In the city of Los Angeles, no more than 135 pot shops are considered to be somewhat legit. They enjoy limited legal immunity under 2013's voter-approved Proposition D. But state tax officials say there are more than 900 dispensaries in the city, and some experts estimate the number could be as high as 1,500 — the vast majority of them illegal.
It isn't exactly amnesty, but there's a movement afoot to legalize at least some of them. The City Council last week approved a motion to ask voters in March to do away with Proposition D and essentially start over, leaving it up to City Hall to decide whether to license, tax and expand the cannabis game in the nation's pot retail capital. The man behind the idea, council President Herb Wesson, has essentially said he wants to license more dispensaries — and even pot producers — while possibly legalizing delivery services like Speed Weed. Those 135 shops, of course, would be a shoo-in for legalization.
Such a city-sponsored initiative, which would also tax the gross receipts of collectives and other weed enterprises, could end up competing against a more conservative March measure proposed by some of the 135 dispensaries themselves. A group called the United Cannabis Business Alliance (UCBA) has already qualified its initiative for the March ballot. It would license the 135 while allowing the council to decide on expansion. UCBA has been against legalizing third-party delivery apps.
But now it looks like the organization is willing to take a look at Wesson's proposal, ask for changes and maybe getting on board so local voters aren't split between two pot ballot initiatives. “We've got some time to make a decision” about whether to abandon UCBA's measure and join hands with Wesson, says Harvey Englander of government-relations consulting firm Englander Knabe & Allen, which represents UCBA.
“UCBA has been actively engaged with the council, working to see if there's a way we can work together on the city's proposal,” he says. “We've always wanted the city to take the lead on this.”
The city must figure out by Jan. 1, 2018, how to get pot shops licensed — or risk making them all illegal. A trio of state bills known collectively as the Medical Cannabis Regulation and Safety Act goes into effect on that date, and one of the key requirements of the legislation is that cities license dispensaries alongside the state.
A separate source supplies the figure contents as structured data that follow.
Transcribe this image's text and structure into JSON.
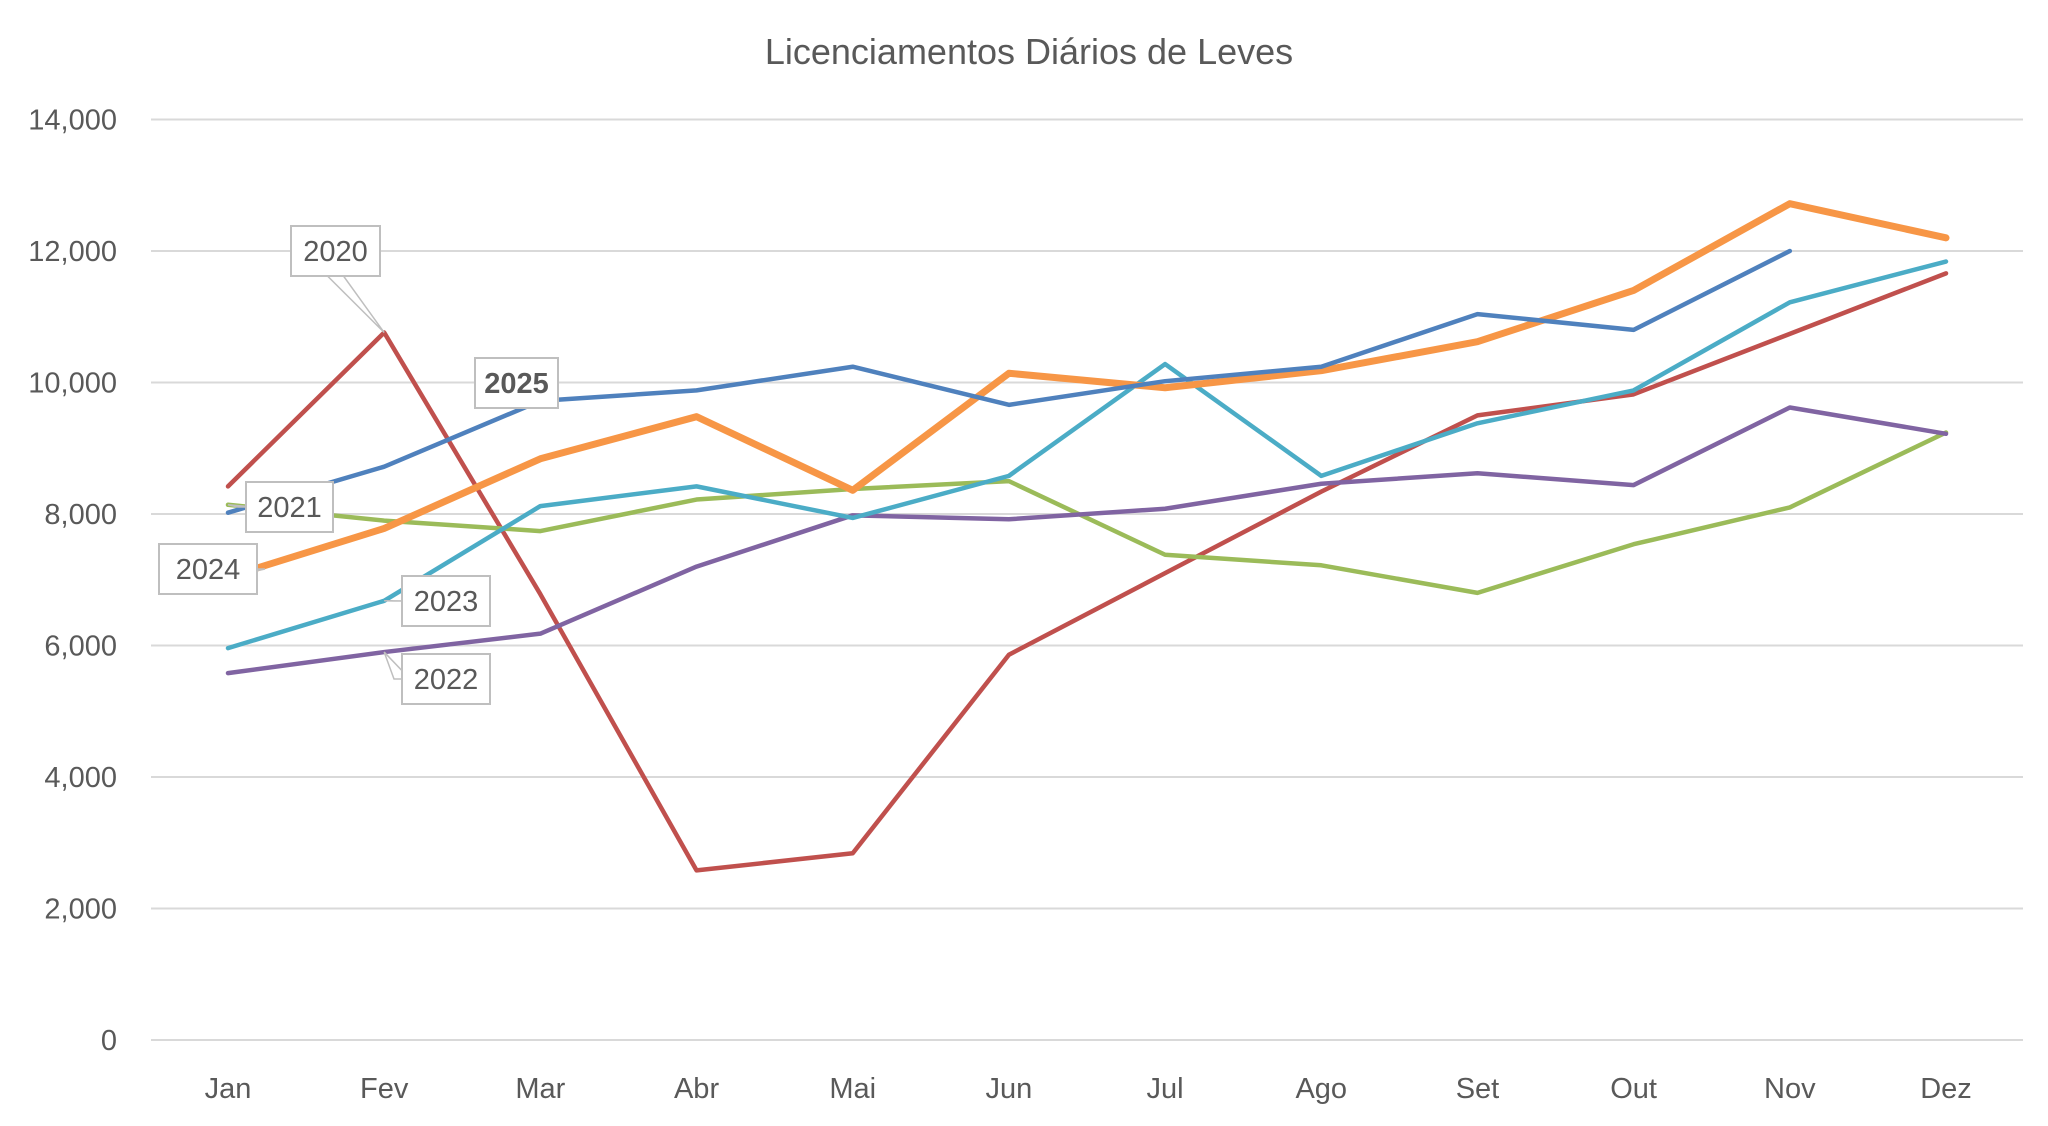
{
  "chart_data": {
    "type": "line",
    "title": "Licenciamentos Diários de Leves",
    "xlabel": "",
    "ylabel": "",
    "categories": [
      "Jan",
      "Fev",
      "Mar",
      "Abr",
      "Mai",
      "Jun",
      "Jul",
      "Ago",
      "Set",
      "Out",
      "Nov",
      "Dez"
    ],
    "ylim": [
      0,
      14000
    ],
    "yticks": [
      "0",
      "2,000",
      "4,000",
      "6,000",
      "8,000",
      "10,000",
      "12,000",
      "14,000"
    ],
    "ytick_values": [
      0,
      2000,
      4000,
      6000,
      8000,
      10000,
      12000,
      14000
    ],
    "grid": true,
    "legend": "none (inline data labels)",
    "series": [
      {
        "name": "2020",
        "color": "#C0504D",
        "bold": false,
        "values": [
          8420,
          10760,
          6780,
          2580,
          2840,
          5860,
          7100,
          8340,
          9500,
          9820,
          10740,
          11660
        ]
      },
      {
        "name": "2021",
        "color": "#9BBB59",
        "bold": false,
        "values": [
          8140,
          7900,
          7740,
          8220,
          8380,
          8500,
          7380,
          7220,
          6800,
          7540,
          8100,
          9240
        ]
      },
      {
        "name": "2022",
        "color": "#8064A2",
        "bold": false,
        "values": [
          5580,
          5900,
          6180,
          7200,
          7980,
          7920,
          8080,
          8460,
          8620,
          8440,
          9620,
          9220
        ]
      },
      {
        "name": "2023",
        "color": "#4BACC6",
        "bold": false,
        "values": [
          5960,
          6680,
          8120,
          8420,
          7940,
          8580,
          10280,
          8580,
          9380,
          9880,
          11220,
          11840
        ]
      },
      {
        "name": "2024",
        "color": "#F79646",
        "bold": false,
        "values": [
          7040,
          7780,
          8840,
          9480,
          8360,
          10140,
          9920,
          10180,
          10620,
          11400,
          12720,
          12200
        ]
      },
      {
        "name": "2025",
        "color": "#4F81BD",
        "bold": true,
        "values": [
          8020,
          8720,
          9720,
          9880,
          10240,
          9660,
          10020,
          10240,
          11040,
          10800,
          12000,
          null
        ]
      }
    ]
  }
}
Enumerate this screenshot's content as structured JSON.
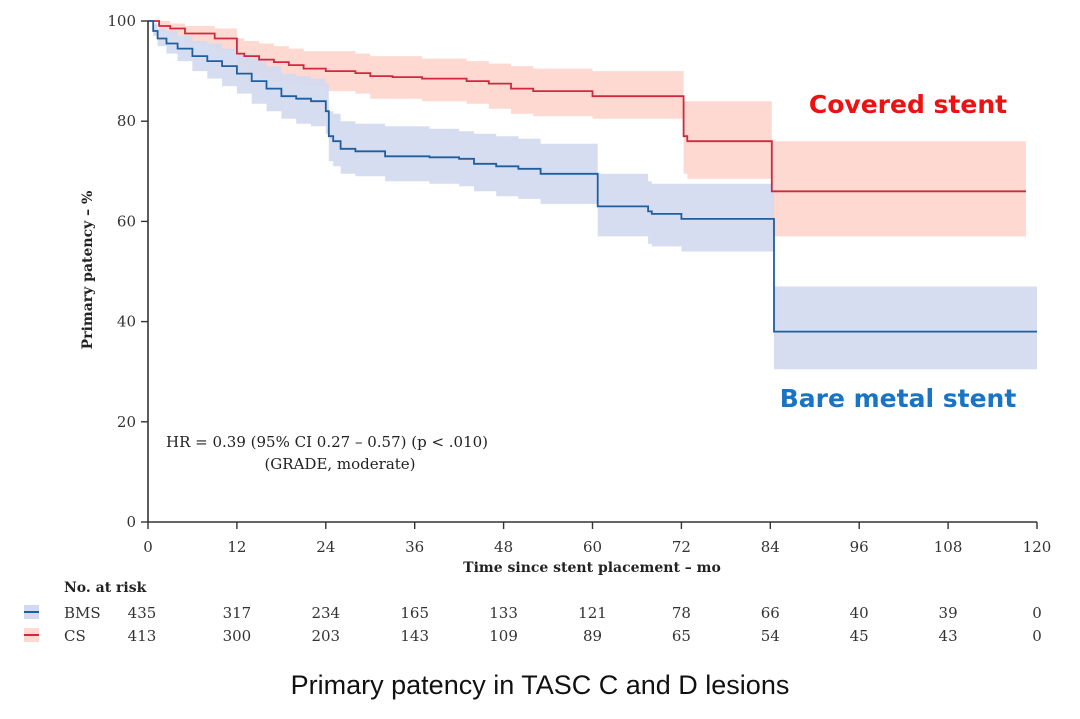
{
  "chart_data": {
    "type": "line",
    "subtype": "kaplan-meier",
    "title": "Primary patency in TASC C and D lesions",
    "xlabel": "Time since stent placement – mo",
    "ylabel": "Primary patency – %",
    "xlim": [
      0,
      120
    ],
    "ylim": [
      0,
      100
    ],
    "xticks": [
      0,
      12,
      24,
      36,
      48,
      60,
      72,
      84,
      96,
      108,
      120
    ],
    "yticks": [
      0,
      20,
      40,
      60,
      80,
      100
    ],
    "grid": false,
    "annotation": {
      "line1": "HR = 0.39 (95% CI 0.27 – 0.57) (p < .010)",
      "line2": "(GRADE, moderate)"
    },
    "series": [
      {
        "name": "CS",
        "label": "Covered stent",
        "color": "#d0283c",
        "ci_color": "#fdd9d2",
        "label_color": "#ee1111",
        "x": [
          0,
          1.5,
          3,
          5,
          9,
          12,
          13,
          15,
          17,
          19,
          21,
          24,
          28,
          30,
          33,
          37,
          43,
          46,
          49,
          52,
          60,
          72.3,
          72.8,
          84.2,
          118.5
        ],
        "y": [
          100,
          99,
          98.5,
          97.5,
          96.5,
          93.5,
          93,
          92.3,
          91.8,
          91.2,
          90.5,
          90,
          89.6,
          89,
          88.8,
          88.5,
          88,
          87.5,
          86.5,
          86,
          85,
          77,
          76,
          66,
          66
        ],
        "ci_upper": [
          100,
          100,
          99.5,
          99,
          98.5,
          96.5,
          96,
          95.5,
          95,
          94.5,
          94,
          94,
          93.5,
          93,
          93,
          92.5,
          92,
          91.5,
          91,
          90.5,
          90,
          84,
          84,
          76,
          76
        ],
        "ci_lower": [
          100,
          98,
          97,
          95.5,
          94,
          90,
          89.5,
          88.5,
          88,
          87.5,
          87,
          86,
          85.5,
          84.5,
          84.5,
          84,
          83.5,
          82.5,
          81.5,
          81,
          80.5,
          69.5,
          68.5,
          57,
          57
        ]
      },
      {
        "name": "BMS",
        "label": "Bare metal stent",
        "color": "#1f5fa0",
        "ci_color": "#d3d9f0",
        "label_color": "#1874c4",
        "x": [
          0,
          0.7,
          1.3,
          2.5,
          4,
          6,
          8,
          10,
          12,
          14,
          16,
          18,
          20,
          22,
          24,
          24.4,
          25,
          26,
          28,
          32,
          38,
          42,
          44,
          47,
          50,
          53,
          60.7,
          67.5,
          68,
          72,
          84.5,
          120
        ],
        "y": [
          100,
          98,
          96.5,
          95.5,
          94.5,
          93,
          92,
          91,
          89.5,
          88,
          86.5,
          85,
          84.5,
          84,
          82,
          77,
          76,
          74.5,
          74,
          73,
          72.8,
          72.5,
          71.5,
          71,
          70.5,
          69.5,
          63,
          62,
          61.5,
          60.5,
          38,
          38
        ],
        "ci_upper": [
          100,
          99.5,
          98.5,
          98,
          97,
          96,
          95.5,
          94.5,
          93.5,
          92.5,
          91,
          89.5,
          89,
          88.5,
          87.5,
          82,
          81.5,
          80,
          79.5,
          79,
          78.5,
          78,
          77.5,
          77,
          76.5,
          75.5,
          69.5,
          68,
          67.5,
          67.5,
          47,
          47
        ],
        "ci_lower": [
          100,
          97,
          95,
          93.5,
          92,
          90,
          88.5,
          87,
          85.5,
          83.5,
          82,
          80.5,
          79.5,
          79,
          77.5,
          72,
          71,
          69.5,
          69,
          68,
          67.5,
          67,
          66,
          65,
          64.5,
          63.5,
          57,
          55.5,
          55,
          54,
          30.5,
          30.5
        ]
      }
    ],
    "risk_table": {
      "title": "No. at risk",
      "times": [
        0,
        12,
        24,
        36,
        48,
        60,
        72,
        84,
        96,
        108,
        120
      ],
      "rows": [
        {
          "name": "BMS",
          "values": [
            "435",
            "317",
            "234",
            "165",
            "133",
            "121",
            "78",
            "66",
            "40",
            "39",
            "0"
          ]
        },
        {
          "name": "CS",
          "values": [
            "413",
            "300",
            "203",
            "143",
            "109",
            "89",
            "65",
            "54",
            "45",
            "43",
            "0"
          ]
        }
      ]
    }
  },
  "caption": "Primary patency in TASC C and D lesions"
}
But in L.A., licensing the shops is technically illegal under Proposition D, which specifically bans pot shops while granting limited legal immunity to those 135.
At the same time, many experts are expecting the pot market to explode following last week's voter approval of Proposition 64, which legalizes recreational marijuana. A report earlier this year from New Frontier, in partnership with ArcView Market Research, says the legal marijuana revenues in California could more than double from $2.7 billion in 2015 to $6.6 billion in 2020. It's expected that medical shops that can become recreational collectives will do so as soon as the new law allows it — on Jan. 1, 2018. Much of Proposition 64's regulatory structure rides atop that Medical Cannabis Regulation and Safety Act legislation, including licensing requirements and a provision that lets cities ban pot businesses altogether, which L.A. essentially does.
Another group representing a faction of the 135 limited legal immunity shops, the Southern California Coalition, has proposed to the council initiating a pathway for licensing, expanding the number of shops and allowing legal delivery services — and a representative says it has Wesson's ear. The coalition includes perhaps the city's oldest group of legit pot shops, the Greater Los Angeles Collective Alliance.
Englander of UCBA says the group is open to expanding the number of shops in town, but it's still against third-party delivery services. “We haven't found a lot of public support for delivery services not tied to brick and mortar operations,” he says.
Even if all these interests can ultimately pass the peace pipe and bring forward one measure for voters to approve in March, they can count on a fight from politically potent neighborhood activists who said not in my backyard to dispensaries nearly 10 years ago — a stance that led to the strict limits we have today.